Who do you think should own a patent: the person who first made the invention or the person who got to the patent office first? In most of the world, it is the company/person who files first that owns the patent. In the US, inventors can prevent patents being issued to the first issuer if they can show they made the discovery first. This fairness doctrine would go away, if a recently proposed bill in the Senate passes.

Why do foreign governments choose "first-filer" rather than "true-inventor"? And why are companies in favor of this? Because using "first-filer" makes the patent system easier to enforce (for governments) and more predictable (for corporations). But it doesn't pass the smell test. It's the kind of choice that a system that favors governance over fairness would make. As in the Russian speaker who sniffed about the Virginia Tech massacre:
"This is a tragedy and we express our condolences [but] the situation where a country dictates rules of behavior to other countries, but cannot keep its own people in order, does raise questions."
Keeping people in order, indeed. Talk about preferring governance to fairness -- a system that prefers order would have thrown Cho Seung Hui in a mental institution. A fair system, which is where I'd rather live, worries about potentially locking up hundreds of innocents.

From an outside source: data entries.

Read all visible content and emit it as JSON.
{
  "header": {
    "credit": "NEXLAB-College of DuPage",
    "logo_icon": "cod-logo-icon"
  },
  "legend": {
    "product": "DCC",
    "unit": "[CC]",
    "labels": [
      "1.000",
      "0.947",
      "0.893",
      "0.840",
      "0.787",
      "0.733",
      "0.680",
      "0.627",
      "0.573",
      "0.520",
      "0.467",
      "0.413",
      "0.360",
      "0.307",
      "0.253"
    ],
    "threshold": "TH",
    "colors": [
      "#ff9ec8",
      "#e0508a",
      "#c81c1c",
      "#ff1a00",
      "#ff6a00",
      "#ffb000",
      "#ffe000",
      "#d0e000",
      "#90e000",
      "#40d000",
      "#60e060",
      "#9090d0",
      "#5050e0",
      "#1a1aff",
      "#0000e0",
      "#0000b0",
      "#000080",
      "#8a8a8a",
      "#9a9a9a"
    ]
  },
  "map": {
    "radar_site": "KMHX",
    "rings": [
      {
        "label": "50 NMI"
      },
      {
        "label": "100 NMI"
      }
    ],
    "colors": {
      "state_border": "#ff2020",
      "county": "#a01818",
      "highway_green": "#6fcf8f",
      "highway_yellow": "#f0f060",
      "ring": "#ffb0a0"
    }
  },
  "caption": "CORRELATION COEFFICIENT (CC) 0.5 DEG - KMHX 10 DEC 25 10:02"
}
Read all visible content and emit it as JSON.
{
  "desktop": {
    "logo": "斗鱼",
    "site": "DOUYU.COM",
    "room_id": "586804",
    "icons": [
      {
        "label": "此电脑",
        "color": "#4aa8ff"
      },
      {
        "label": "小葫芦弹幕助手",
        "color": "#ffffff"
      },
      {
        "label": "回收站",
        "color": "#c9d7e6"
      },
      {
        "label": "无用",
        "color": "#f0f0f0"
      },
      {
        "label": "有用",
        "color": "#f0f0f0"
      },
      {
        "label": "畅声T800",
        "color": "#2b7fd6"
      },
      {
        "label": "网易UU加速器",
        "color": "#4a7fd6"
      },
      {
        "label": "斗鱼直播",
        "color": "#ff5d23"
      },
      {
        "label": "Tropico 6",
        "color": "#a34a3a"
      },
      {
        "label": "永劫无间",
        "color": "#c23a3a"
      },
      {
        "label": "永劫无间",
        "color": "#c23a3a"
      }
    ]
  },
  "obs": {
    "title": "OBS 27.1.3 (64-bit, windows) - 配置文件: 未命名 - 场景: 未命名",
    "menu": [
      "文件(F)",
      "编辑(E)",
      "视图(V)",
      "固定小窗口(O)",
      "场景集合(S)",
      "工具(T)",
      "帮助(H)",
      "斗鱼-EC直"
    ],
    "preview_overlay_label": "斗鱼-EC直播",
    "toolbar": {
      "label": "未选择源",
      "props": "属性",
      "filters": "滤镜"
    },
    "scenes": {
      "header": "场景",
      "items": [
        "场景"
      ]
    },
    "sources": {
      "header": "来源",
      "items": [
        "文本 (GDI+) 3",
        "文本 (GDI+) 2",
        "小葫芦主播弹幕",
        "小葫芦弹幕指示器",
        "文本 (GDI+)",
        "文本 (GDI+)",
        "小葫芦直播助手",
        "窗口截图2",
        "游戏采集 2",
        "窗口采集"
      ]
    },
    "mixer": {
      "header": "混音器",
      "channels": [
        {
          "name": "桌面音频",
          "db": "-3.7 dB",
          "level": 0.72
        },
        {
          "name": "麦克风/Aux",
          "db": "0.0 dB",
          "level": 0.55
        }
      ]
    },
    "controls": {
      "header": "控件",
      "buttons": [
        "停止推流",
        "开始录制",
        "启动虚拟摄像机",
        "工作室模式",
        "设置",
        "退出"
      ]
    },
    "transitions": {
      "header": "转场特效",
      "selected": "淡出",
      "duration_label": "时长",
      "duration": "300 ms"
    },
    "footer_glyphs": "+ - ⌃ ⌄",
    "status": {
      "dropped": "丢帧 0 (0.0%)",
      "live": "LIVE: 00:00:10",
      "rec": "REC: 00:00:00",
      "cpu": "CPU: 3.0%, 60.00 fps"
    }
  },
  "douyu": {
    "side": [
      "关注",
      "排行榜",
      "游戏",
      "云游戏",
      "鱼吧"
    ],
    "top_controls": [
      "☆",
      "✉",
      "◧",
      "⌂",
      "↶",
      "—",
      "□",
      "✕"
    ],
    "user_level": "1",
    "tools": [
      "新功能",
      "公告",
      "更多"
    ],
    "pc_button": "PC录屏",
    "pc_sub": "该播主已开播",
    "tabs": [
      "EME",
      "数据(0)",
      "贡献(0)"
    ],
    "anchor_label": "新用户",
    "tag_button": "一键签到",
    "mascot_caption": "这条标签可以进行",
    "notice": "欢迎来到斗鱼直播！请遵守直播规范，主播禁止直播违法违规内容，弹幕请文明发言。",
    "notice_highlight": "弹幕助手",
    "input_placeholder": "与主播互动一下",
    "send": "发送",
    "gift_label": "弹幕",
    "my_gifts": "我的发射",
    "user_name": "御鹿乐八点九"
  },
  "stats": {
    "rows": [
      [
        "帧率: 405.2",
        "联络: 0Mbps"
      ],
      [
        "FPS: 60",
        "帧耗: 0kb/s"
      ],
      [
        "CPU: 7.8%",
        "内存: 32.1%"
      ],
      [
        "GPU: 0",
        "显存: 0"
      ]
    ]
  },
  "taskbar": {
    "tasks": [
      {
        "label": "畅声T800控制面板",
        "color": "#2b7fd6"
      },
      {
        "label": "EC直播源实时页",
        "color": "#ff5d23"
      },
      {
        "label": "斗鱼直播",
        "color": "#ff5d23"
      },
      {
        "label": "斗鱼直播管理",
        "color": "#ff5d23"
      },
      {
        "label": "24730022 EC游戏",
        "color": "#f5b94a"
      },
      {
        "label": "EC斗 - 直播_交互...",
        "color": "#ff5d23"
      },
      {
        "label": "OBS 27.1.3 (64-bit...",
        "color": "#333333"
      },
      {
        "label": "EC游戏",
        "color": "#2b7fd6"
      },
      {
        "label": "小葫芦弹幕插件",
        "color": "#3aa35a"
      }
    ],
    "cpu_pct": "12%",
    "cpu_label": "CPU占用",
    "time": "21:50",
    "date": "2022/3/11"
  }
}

And besides, I'm not sure how much we should look at other countries for their defense of intellectual property. Microsoft is happy that only 30% of new PCs carry pirated operating systems in China (down from 90%). But, a recent report suggests that only 244 genuine copies of Vista have been sold in all of China so far. How to reconcile the two? It's possible that the non-pirated operating systems are mostly Linux, which folks wipe it out and install pirated copies of Vista over.

Talking of China, have you heard about the Chinese companies that make copies of GM and Volkswagen cars and sell them for less (The Economist estimates 50% less)? Since the real Volkswagen and GM build in China in factories that have huge economies of scale, how can a Chinese company make a copy of the car for less than it takes Volkswagen and GM to build the car in China? Who's providing the subsidy, and what's the motive?